My hon. Friend is absolutely right that the Conservative party, and its Government, is the only party committed to the development of fundholding. Every fundholding GP and their patients want to know the policy of the Labour Front-Bench team. When the Opposition appear before a fundholding audience they say that they recognise that the freedoms available under the scheme have produced improvements. They give a soft message to fundholding doctors, but once they get back into the television studios they say that they are committed to abolishing the scheme. What is their policy? We are waiting.

Ms Harman

I presume, Madam Speaker, that I am supposed to ask a question rather than answer one. The Secretary of State has acknowledged that one of the effects of GP fundholding has been extra administrative costs. Is not it the case that as a direct result of the Government's NHS reforms the cost of NHS bureaucracy is an extra £1.5 billion every year? That money should be spent on patients, not on paperwork. I welcome the publication of the NHS bureaucracy league tables, which the right hon. Gentleman made available this morning, but can he explain to the House why it is that the worst health authority in the country—the one that spends most on bureaucracy—is Huntingdon, the Prime Minister's constituency?

Mr. Dorrell

The hon. Lady might have welcomed the fact that in that same health authority there is to be a 10 per cent. reduction in administrative costs next year. As she raised the subject, she might also have welcomed the fact that the announcements I made this morning represent a shift of resources out of grey suits into white coats of £280 million next year. There will be £280 million extra next year for the treatment of patients. When will the hon. Lady welcome that?

Mr. Anthony Coombs

Is my right hon. Friend aware that by April next year 100 per cent. of my constituents will be treated in GP fundholding practices? Does he agree that that is the result of decisions by GPs in order to give their patients the best possible level of primary health care services?

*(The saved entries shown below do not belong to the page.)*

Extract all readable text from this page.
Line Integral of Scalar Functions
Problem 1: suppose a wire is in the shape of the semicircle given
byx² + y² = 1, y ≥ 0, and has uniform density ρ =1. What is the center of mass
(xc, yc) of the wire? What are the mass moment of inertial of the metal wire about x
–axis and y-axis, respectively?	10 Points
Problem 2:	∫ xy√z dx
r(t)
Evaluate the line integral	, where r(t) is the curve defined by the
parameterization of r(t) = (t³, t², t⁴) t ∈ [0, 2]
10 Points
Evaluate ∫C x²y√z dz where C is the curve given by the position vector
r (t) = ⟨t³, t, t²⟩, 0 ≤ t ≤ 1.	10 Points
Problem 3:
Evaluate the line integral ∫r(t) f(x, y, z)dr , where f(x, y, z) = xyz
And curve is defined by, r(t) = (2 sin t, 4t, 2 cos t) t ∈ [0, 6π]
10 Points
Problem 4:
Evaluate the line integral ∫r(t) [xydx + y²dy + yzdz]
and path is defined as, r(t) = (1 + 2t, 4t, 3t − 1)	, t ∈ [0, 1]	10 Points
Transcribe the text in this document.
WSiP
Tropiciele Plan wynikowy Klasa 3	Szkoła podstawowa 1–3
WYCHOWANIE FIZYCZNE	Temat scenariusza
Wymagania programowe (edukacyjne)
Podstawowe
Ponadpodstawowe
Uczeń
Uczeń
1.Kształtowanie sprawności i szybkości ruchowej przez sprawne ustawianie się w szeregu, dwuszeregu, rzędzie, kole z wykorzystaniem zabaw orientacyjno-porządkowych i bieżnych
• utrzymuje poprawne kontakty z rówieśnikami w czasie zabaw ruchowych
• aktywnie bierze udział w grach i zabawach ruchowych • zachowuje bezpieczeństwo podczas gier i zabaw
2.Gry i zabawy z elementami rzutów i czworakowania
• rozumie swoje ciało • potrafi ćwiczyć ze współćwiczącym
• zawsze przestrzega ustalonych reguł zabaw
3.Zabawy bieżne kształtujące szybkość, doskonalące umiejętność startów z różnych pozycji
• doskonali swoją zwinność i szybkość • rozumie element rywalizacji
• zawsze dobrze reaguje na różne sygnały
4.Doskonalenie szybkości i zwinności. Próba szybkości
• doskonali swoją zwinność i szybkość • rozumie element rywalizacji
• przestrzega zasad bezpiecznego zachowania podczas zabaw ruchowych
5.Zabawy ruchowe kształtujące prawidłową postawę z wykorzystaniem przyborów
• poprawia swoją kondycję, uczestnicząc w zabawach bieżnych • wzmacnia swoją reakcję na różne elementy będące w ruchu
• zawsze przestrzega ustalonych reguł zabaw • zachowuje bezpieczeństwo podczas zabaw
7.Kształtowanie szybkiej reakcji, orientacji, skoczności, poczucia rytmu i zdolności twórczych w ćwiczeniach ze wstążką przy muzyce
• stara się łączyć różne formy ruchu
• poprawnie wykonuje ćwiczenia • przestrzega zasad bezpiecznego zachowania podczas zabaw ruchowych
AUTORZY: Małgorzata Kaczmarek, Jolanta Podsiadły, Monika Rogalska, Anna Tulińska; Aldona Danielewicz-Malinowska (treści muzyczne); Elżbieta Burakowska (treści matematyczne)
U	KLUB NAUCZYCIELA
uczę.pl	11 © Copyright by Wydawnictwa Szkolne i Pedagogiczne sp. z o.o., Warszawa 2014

In the light of that, is it not an absolute disgrace that the Labour party proposes either to abolish or emasculate GP fundholding?

Mr. Dorrell

I could not agree more with my hon. Friend. GPs in his constituency have chosen to operate a completely voluntary scheme because they believe that it will improve care to their patients. In that they agree with the Fabian Society and a wide range of other commentators who have looked at the scheme. We are still waiting for an answer from the Opposition Front Bench as to why they will not support the scheme.